Long/short equity is a hedge fund strategy consisting of buying undervalued securities expected to rise and shorting overvalued securities expected to decline. This strategy can also employ leverage and derivatives to lessen market volatility. The goal is to produce positive returns from both rising and falling prices while maintaining a lower correlation to the overall market. In theory, this should generate competitive risk-adjusted returns while minimizing or hedging against losses in market downturns. The plethora of long/short mutual funds and exchange-traded funds has made this approach accessible to retail investors.

Many investors hoped the long/short equity fund universe would come through in the clutch when stocks crashed in March. By and large, it didn’t.

“Looking at first-quarter results, you can quickly make the assumption that they underperformed and disappointed,” says Erol Alitovski, a liquid alternatives analyst at Morningstar.

And things didn’t improve much in April. Data from Morningstar Direct shows the long/short equity category was down 8.2% this year as of April 30, making it the worst-performing group among Morningstar’s seven liquid alternative categories. The S&P 500 lost 9.3% during that period. So while long/short equity barely outperformed the broader equity market on a relative basis, the amount was so small it doesn’t even qualify as a moral victory.

But the long/short equity strategy has its merits, and this article will look at why this category recently scuffled and what investors should consider if they want to invest in this space.

First, the bad news.
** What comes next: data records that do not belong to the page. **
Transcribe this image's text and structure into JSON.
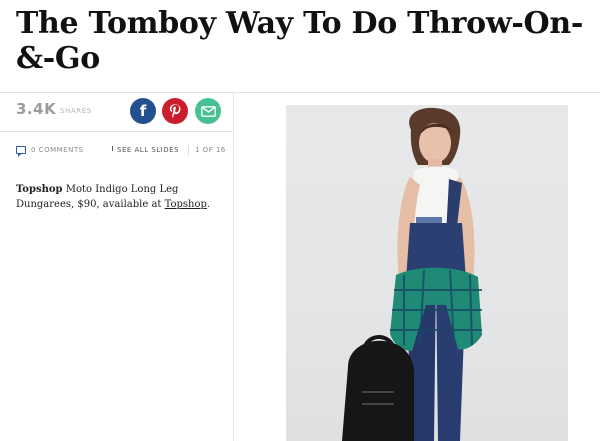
{
  "article": {
    "headline": "The Tomboy Way To Do Throw-On-&-Go"
  },
  "share": {
    "count": "3.4K",
    "label": "SHARES",
    "buttons": [
      {
        "name": "facebook",
        "glyph": "f",
        "color": "#23508f"
      },
      {
        "name": "pinterest",
        "glyph": "P",
        "color": "#cc1d2d"
      },
      {
        "name": "email",
        "glyph": "✉",
        "color": "#46c193"
      }
    ]
  },
  "meta": {
    "comments": "0 COMMENTS",
    "see_all": "SEE ALL SLIDES",
    "slide_count": "1 OF 16"
  },
  "caption": {
    "brand": "Topshop",
    "text": " Moto Indigo Long Leg Dungarees, $90, available at ",
    "link": "Topshop",
    "end": "."
  },
  "image": {
    "alt": "Model wearing indigo dungarees, white sleeveless top, plaid shirt tied at waist, holding black backpack"
  }
}
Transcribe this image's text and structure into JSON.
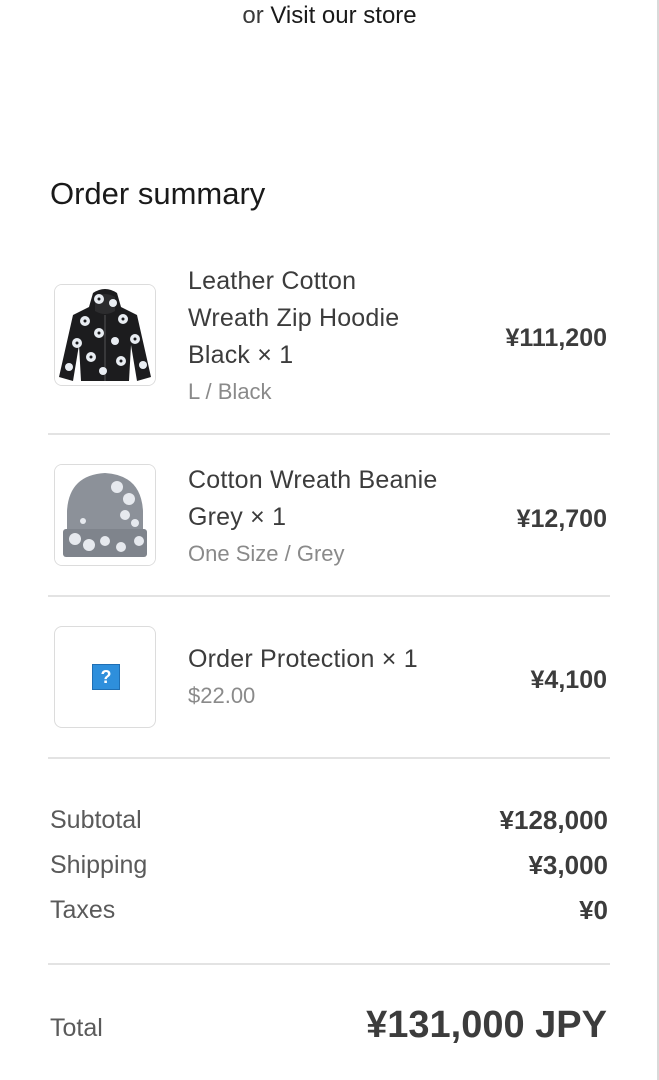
{
  "header": {
    "visit_prefix": "or",
    "visit_link": "Visit our store"
  },
  "summary": {
    "title": "Order summary"
  },
  "items": [
    {
      "name_lines": [
        "Leather Cotton",
        "Wreath Zip Hoodie",
        "Black × 1"
      ],
      "variant": "L / Black",
      "price": "¥111,200",
      "icon": "hoodie-image"
    },
    {
      "name_lines": [
        "Cotton Wreath Beanie",
        "Grey × 1"
      ],
      "variant": "One Size / Grey",
      "price": "¥12,700",
      "icon": "beanie-image"
    },
    {
      "name_lines": [
        "Order Protection × 1"
      ],
      "variant": "$22.00",
      "price": "¥4,100",
      "icon": "question-icon",
      "icon_glyph": "?"
    }
  ],
  "costs": {
    "subtotal_label": "Subtotal",
    "subtotal_value": "¥128,000",
    "shipping_label": "Shipping",
    "shipping_value": "¥3,000",
    "taxes_label": "Taxes",
    "taxes_value": "¥0"
  },
  "total": {
    "label": "Total",
    "value": "¥131,000 JPY"
  },
  "colors": {
    "text": "#3c3c3c",
    "muted": "#8a8a8a",
    "divider": "#e3e3e3",
    "accent_icon": "#2e8fdc"
  }
}
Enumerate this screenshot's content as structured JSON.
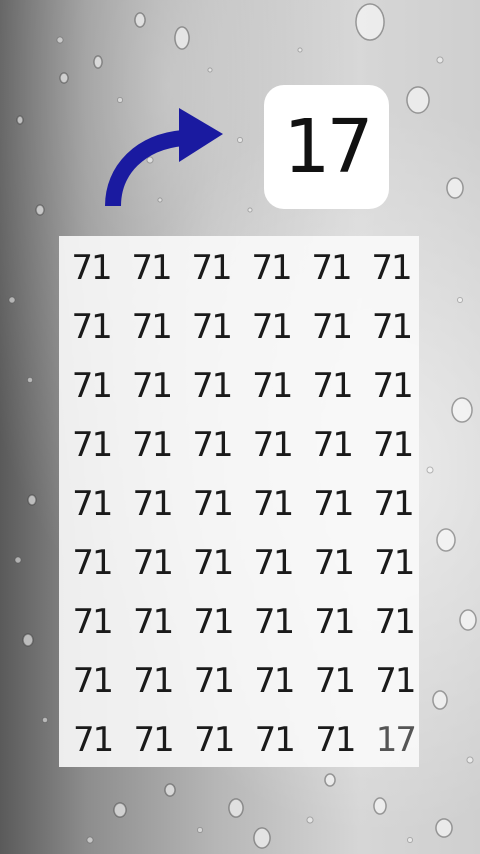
{
  "target": {
    "number": "17"
  },
  "grid": {
    "rows": [
      [
        "71",
        "71",
        "71",
        "71",
        "71",
        "71"
      ],
      [
        "71",
        "71",
        "71",
        "71",
        "71",
        "71"
      ],
      [
        "71",
        "71",
        "71",
        "71",
        "71",
        "71"
      ],
      [
        "71",
        "71",
        "71",
        "71",
        "71",
        "71"
      ],
      [
        "71",
        "71",
        "71",
        "71",
        "71",
        "71"
      ],
      [
        "71",
        "71",
        "71",
        "71",
        "71",
        "71"
      ],
      [
        "71",
        "71",
        "71",
        "71",
        "71",
        "71"
      ],
      [
        "71",
        "71",
        "71",
        "71",
        "71",
        "71"
      ],
      [
        "71",
        "71",
        "71",
        "71",
        "71",
        "17"
      ]
    ]
  },
  "colors": {
    "arrow": "#1a1aa0",
    "panel": "#fafafa",
    "text": "#1a1a1a"
  },
  "icons": {
    "pointer": "curved-arrow-icon"
  }
}
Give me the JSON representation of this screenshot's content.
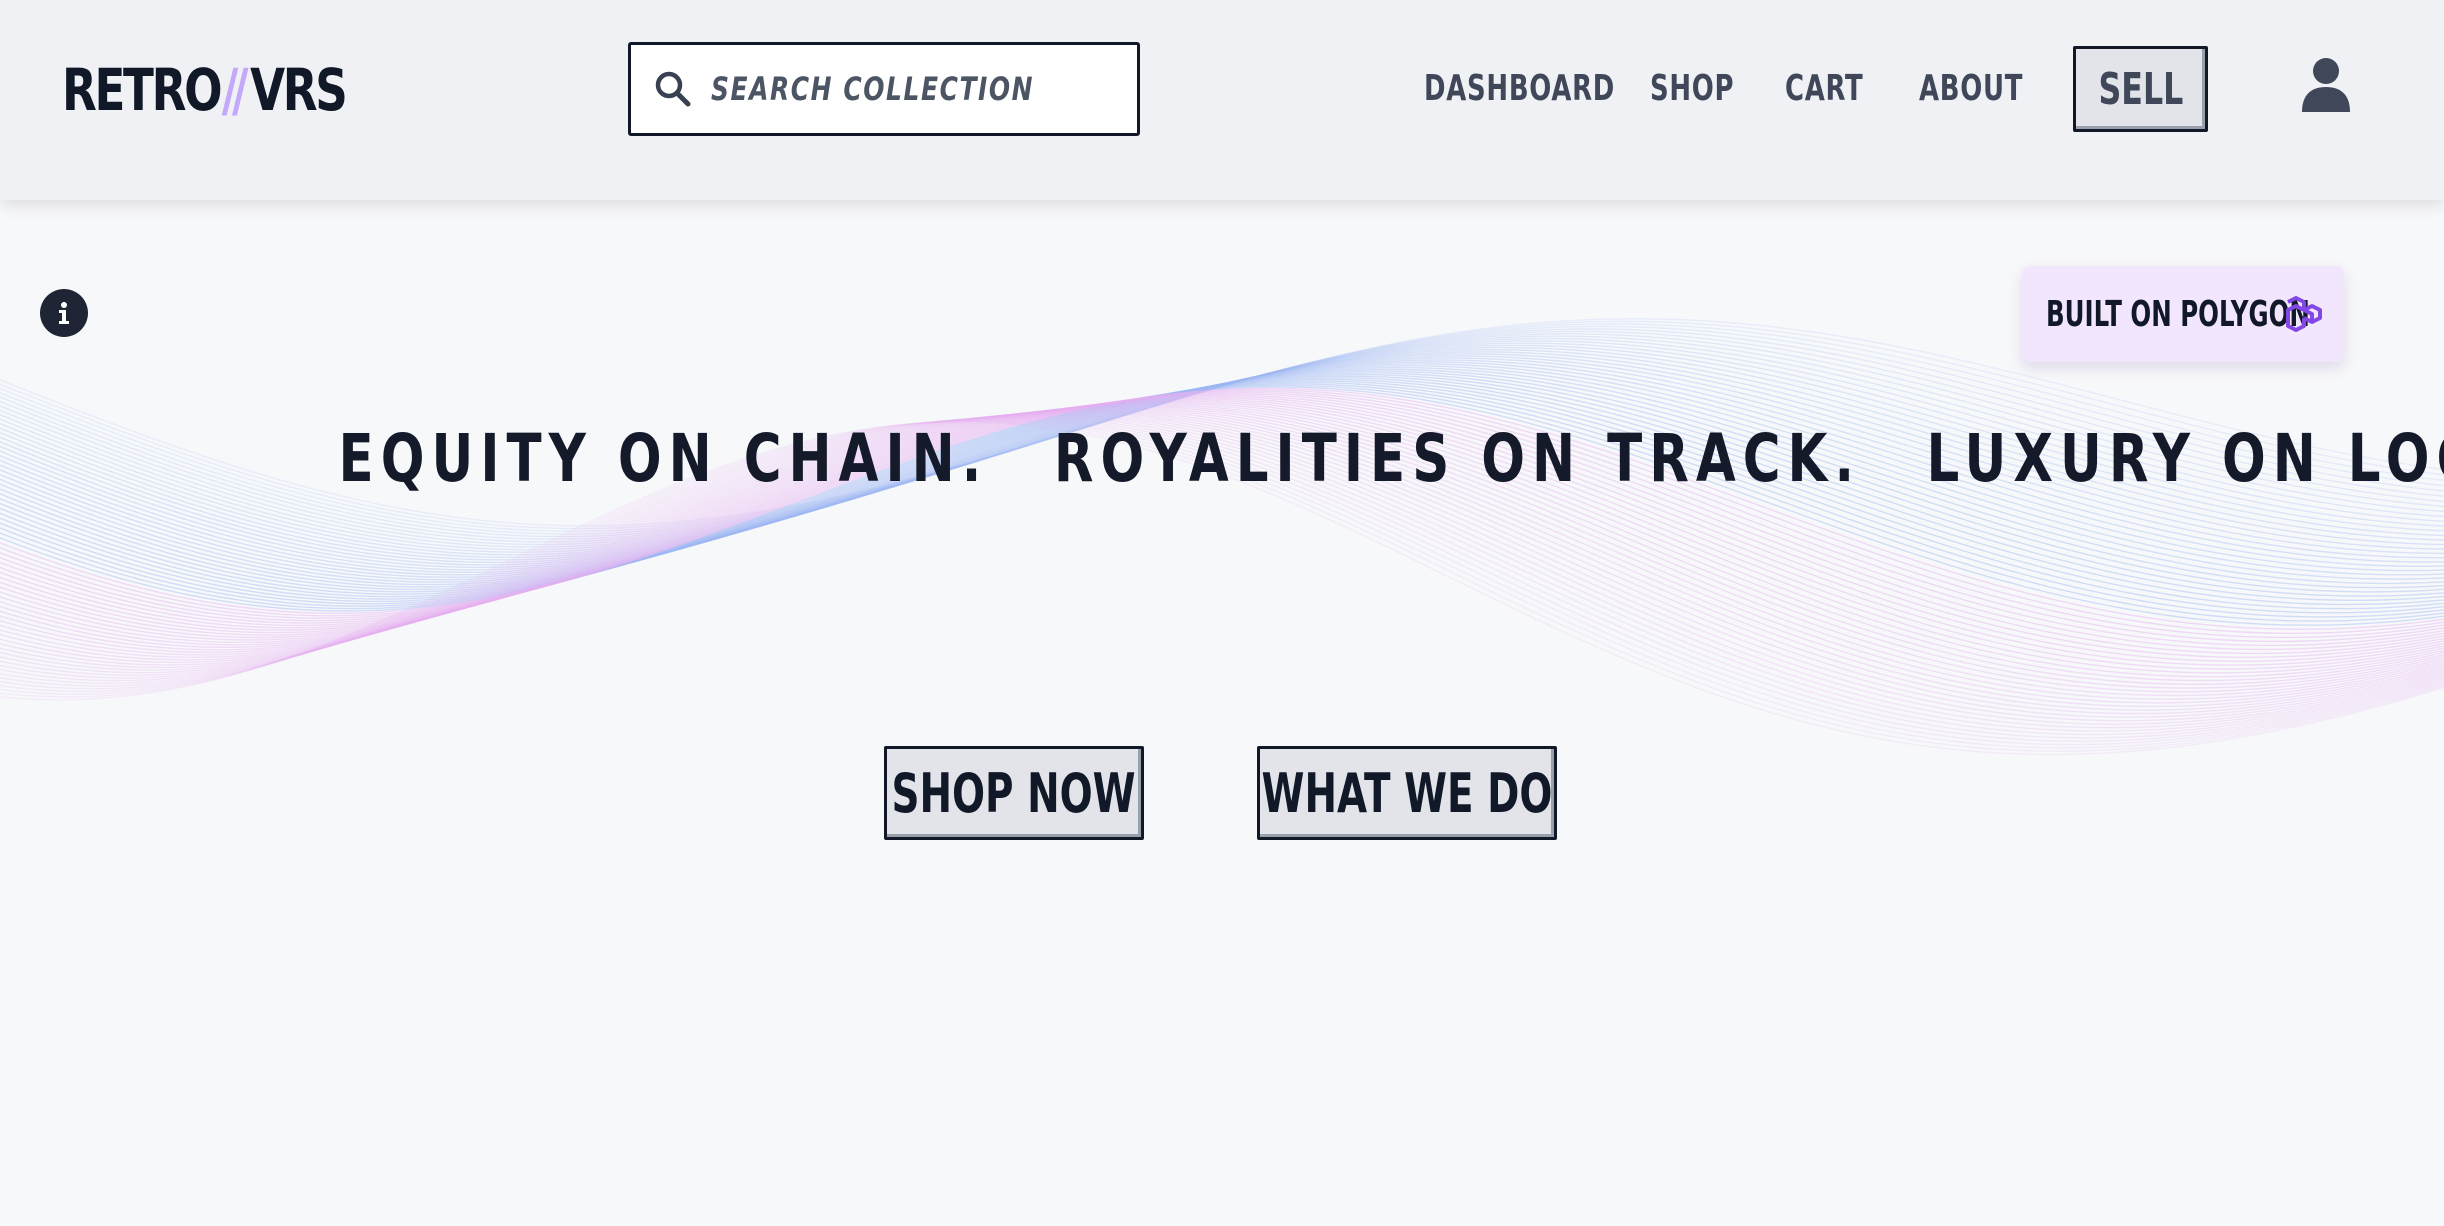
{
  "header": {
    "logo": {
      "left": "RETRO",
      "slashes": "//",
      "right": "VRS"
    },
    "search": {
      "placeholder": "SEARCH COLLECTION",
      "icon": "search-icon"
    },
    "nav": [
      {
        "label": "DASHBOARD"
      },
      {
        "label": "SHOP"
      },
      {
        "label": "CART"
      },
      {
        "label": "ABOUT"
      }
    ],
    "sell_label": "SELL",
    "user_icon": "user-icon"
  },
  "hero": {
    "info_icon": "info-icon",
    "badge": {
      "label": "BUILT ON POLYGON",
      "icon": "polygon-icon"
    },
    "tagline": [
      "EQUITY ON CHAIN.",
      "ROYALITIES ON TRACK.",
      "LUXURY ON LOCK."
    ],
    "buttons": {
      "shop_now": "SHOP NOW",
      "what_we_do": "WHAT WE DO"
    }
  },
  "colors": {
    "header_bg": "#eff1f5",
    "page_bg": "#f7f8fa",
    "text_dark": "#111827",
    "nav_text": "#3f4758",
    "logo_accent": "#c4a8fb",
    "badge_bg": "#f2e6fc",
    "polygon_purple": "#8247e5",
    "wave_blue": "#93b4f5",
    "wave_pink": "#e9a9f0"
  }
}
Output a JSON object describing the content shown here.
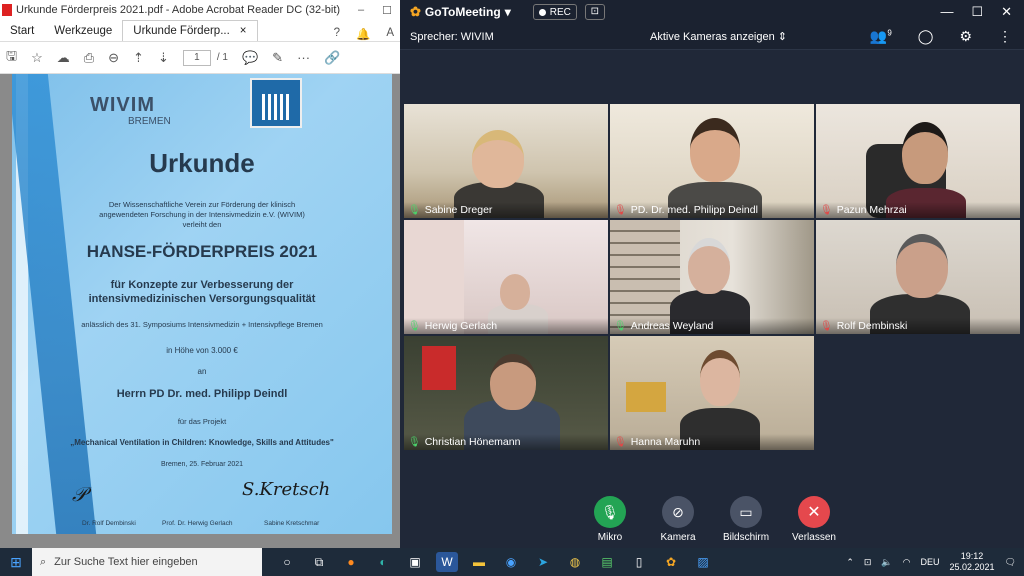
{
  "acrobat": {
    "title": "Urkunde Förderpreis 2021.pdf - Adobe Acrobat Reader DC (32-bit)",
    "tabs": [
      "Start",
      "Werkzeuge",
      "Urkunde Förderp..."
    ],
    "page_current": "1",
    "page_total": "/ 1",
    "cert": {
      "org": "WIVIM",
      "org_city": "BREMEN",
      "title": "Urkunde",
      "intro": "Der Wissenschaftliche Verein zur Förderung der klinisch angewendeten Forschung in der Intensivmedizin e.V. (WIVIM) verleiht den",
      "prize": "HANSE-FÖRDERPREIS 2021",
      "for_line1": "für Konzepte zur Verbesserung der",
      "for_line2": "intensivmedizinischen Versorgungsqualität",
      "occasion": "anlässlich des 31. Symposiums Intensivmedizin + Intensivpflege Bremen",
      "amount": "in Höhe von 3.000 €",
      "an": "an",
      "recipient": "Herrn PD Dr. med. Philipp Deindl",
      "project_intro": "für das Projekt",
      "project": "„Mechanical Ventilation in Children: Knowledge, Skills and Attitudes\"",
      "date": "Bremen, 25. Februar 2021",
      "sig1": "Dr. Rolf Dembinski",
      "sig2": "Prof. Dr. Herwig Gerlach",
      "sig3": "Sabine Kretschmar"
    }
  },
  "gtm": {
    "app_name": "GoToMeeting",
    "rec_label": "REC",
    "speaker": "Sprecher: WIVIM",
    "camera_mode": "Aktive Kameras anzeigen",
    "participant_count": "9",
    "participants": [
      {
        "name": "Sabine Dreger",
        "mic": "on"
      },
      {
        "name": "PD. Dr. med. Philipp Deindl",
        "mic": "off"
      },
      {
        "name": "Pazun Mehrzai",
        "mic": "off"
      },
      {
        "name": "Herwig Gerlach",
        "mic": "on"
      },
      {
        "name": "Andreas Weyland",
        "mic": "on"
      },
      {
        "name": "Rolf Dembinski",
        "mic": "off"
      },
      {
        "name": "Christian Hönemann",
        "mic": "on"
      },
      {
        "name": "Hanna Maruhn",
        "mic": "off"
      }
    ],
    "controls": {
      "mic": "Mikro",
      "camera": "Kamera",
      "screen": "Bildschirm",
      "leave": "Verlassen"
    }
  },
  "taskbar": {
    "search_placeholder": "Zur Suche Text hier eingeben",
    "lang": "DEU",
    "time": "19:12",
    "date": "25.02.2021"
  }
}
There has been a huge performance dispersion among long/short equity mutual funds. According to Morningstar, the top performer gained nearly 40% this year through April, while the worst performer lost more than 61%. In between, there were significantly more losers than winners—only 13 funds were in positive territory, and roughly 45 funds registered double-digit losses.

And long/short equity mutual funds as a group were the worst-performing category during the one-year period through April, as its negative 5.1% return trailed the aggregate average return for all liquid alts categories by 200 basis points.

Alitovski points to a couple of reasons for this. First, the long/short category’s emphasis on undervalued stocks put it on the wrong side of the market as growth and momentum stocks continued to significantly outperform.

“The combination of technical and fundamental factors contributed to value’s underperformance, and a large subset of long/short managers have a sensitivity to the value factor,” Alitovski explains. He adds that many funds suffered as their long bets went south in March.